[Tex/LaTex] Horn accent in LaTeX

accentsfont-encodings

Sorry if the question is so trivial. I've just started using LaTeX couple of weeks ago and till now it's so new to me. I was trying to finish my name in a report where it's required to type a diacritic mark Horn in the document (something such as ư Ư or ơ Ơ). However, it seems not to be supported in LaTeX as I can find nearly all other accents such as grave, acute, circumflex here in Wiki but not this horn ư or Ơ, isn't it?

I've also refer to some methods that support Unicode characters but it seems a way too far. I just need a horn on a character u and o and that's all.

I'm using MiKTex 2.9 and Texmaker.

Best Answer

The horn accent is not available as a standalone glyph. However, as explained in the Comprehensive List of LaTeX Symbols, the four glyphs you need are available in the T5 encoding for Vietnamese.

You can access them with very easy definitions:

\documentclass{article}
\usepackage[T5,T1]{fontenc}
\usepackage[utf8]{inputenc}

\DeclareTextSymbolDefault{\OHORN}{T5}
\DeclareTextSymbolDefault{\UHORN}{T5}
\DeclareTextSymbolDefault{\ohorn}{T5}
\DeclareTextSymbolDefault{\uhorn}{T5}

\begin{document}
\OHORN \ohorn \UHORN \uhorn

ƠơƯư

\end{document}

The direct input shown in the example is possible only if the .tex document is UTF-8 encoded.

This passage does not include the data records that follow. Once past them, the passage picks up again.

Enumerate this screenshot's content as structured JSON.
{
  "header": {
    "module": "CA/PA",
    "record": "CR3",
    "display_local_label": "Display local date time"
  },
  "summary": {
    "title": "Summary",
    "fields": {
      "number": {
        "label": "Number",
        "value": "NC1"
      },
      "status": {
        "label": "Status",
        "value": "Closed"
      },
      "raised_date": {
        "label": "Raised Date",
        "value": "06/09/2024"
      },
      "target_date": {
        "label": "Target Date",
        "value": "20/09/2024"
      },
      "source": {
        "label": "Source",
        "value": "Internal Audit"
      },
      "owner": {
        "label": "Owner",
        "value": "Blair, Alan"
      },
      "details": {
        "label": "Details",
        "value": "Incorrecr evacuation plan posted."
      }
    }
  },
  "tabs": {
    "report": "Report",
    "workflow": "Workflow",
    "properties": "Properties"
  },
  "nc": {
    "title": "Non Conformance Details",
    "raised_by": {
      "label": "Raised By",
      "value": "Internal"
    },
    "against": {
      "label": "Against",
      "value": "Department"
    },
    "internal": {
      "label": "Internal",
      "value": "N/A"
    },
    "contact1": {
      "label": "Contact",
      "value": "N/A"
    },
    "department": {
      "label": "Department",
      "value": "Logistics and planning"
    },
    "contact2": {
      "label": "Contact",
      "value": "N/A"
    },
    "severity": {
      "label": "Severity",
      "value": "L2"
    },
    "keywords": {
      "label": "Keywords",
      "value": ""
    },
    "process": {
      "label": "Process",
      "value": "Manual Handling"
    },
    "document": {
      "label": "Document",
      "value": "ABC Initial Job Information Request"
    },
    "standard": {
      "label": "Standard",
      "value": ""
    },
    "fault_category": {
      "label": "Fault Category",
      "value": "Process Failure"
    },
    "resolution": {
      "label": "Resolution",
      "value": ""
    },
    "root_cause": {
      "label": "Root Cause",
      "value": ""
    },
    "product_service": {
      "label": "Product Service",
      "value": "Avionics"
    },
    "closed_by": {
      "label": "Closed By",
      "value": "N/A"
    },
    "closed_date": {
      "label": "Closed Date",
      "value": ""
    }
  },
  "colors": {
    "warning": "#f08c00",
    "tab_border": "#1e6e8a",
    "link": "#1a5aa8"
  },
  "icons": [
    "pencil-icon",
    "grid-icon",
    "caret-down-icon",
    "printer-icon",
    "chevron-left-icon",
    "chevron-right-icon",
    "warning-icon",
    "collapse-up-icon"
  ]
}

The input "by name" doesn't need it.

If you need to typeset Vietnamese words, the simplest method is to add the Babel support for it to the document and segregate the words as arguments to \textviet:

\documentclass{article}
\usepackage[T5,T1]{fontenc}
\usepackage[utf8]{inputenc}
\usepackage[vietnam,english]{babel}

\begin{document}
\textviet{\OHORN \ohorn \UHORN \uhorn}

\textviet{ƠơƯư}

\end{document}

However you need a main font that supports the encoding. Other than Computer Modern, support is available with Latin Modern, all TeX Gyre fonts, and also the "Standard 35 Postscript" fonts.

enter image description here


Some words about \DeclareTextSymbolDefault. The definition of \OHORN we find in t5enc.def is

\DeclareTextSymbol{\OHORN}{T5}{204} % Ohorn

which is complemented in t5enc.dfu (which is read by inputenc) by

\DeclareUnicodeCharacter{01A0}{\OHORN} % LATIN CAPITAL LETTER O WITH HORN

There are similar definitions for the other three glyphs.

However, LaTeX can't do anything with \OHORN if the current encoding is not T5. A solution would be to say

{\fontencoding{T5}\selectfont\OHORN}

but it's too complicated, so \DeclareTextSymbolDefault{\OHORN}{T5} comes to the rescue. It acts by just doing \OHORN if the current encoding is T5, {\fontencoding{T5}\selectfont\OHORN} otherwise.

One always needs to load the output font encoding with fontenc.

This loading is automatically performed if the vietnam is passed to babel. The command \textviet will typeset its argument with the T5 encoding active. So what strategy is to be preferred depends on what's really needed in the document. If only the four glyphs are needed in some cases, probably the first one is more economic; if Vietnamese words are to be typeset, then the second method is preferable.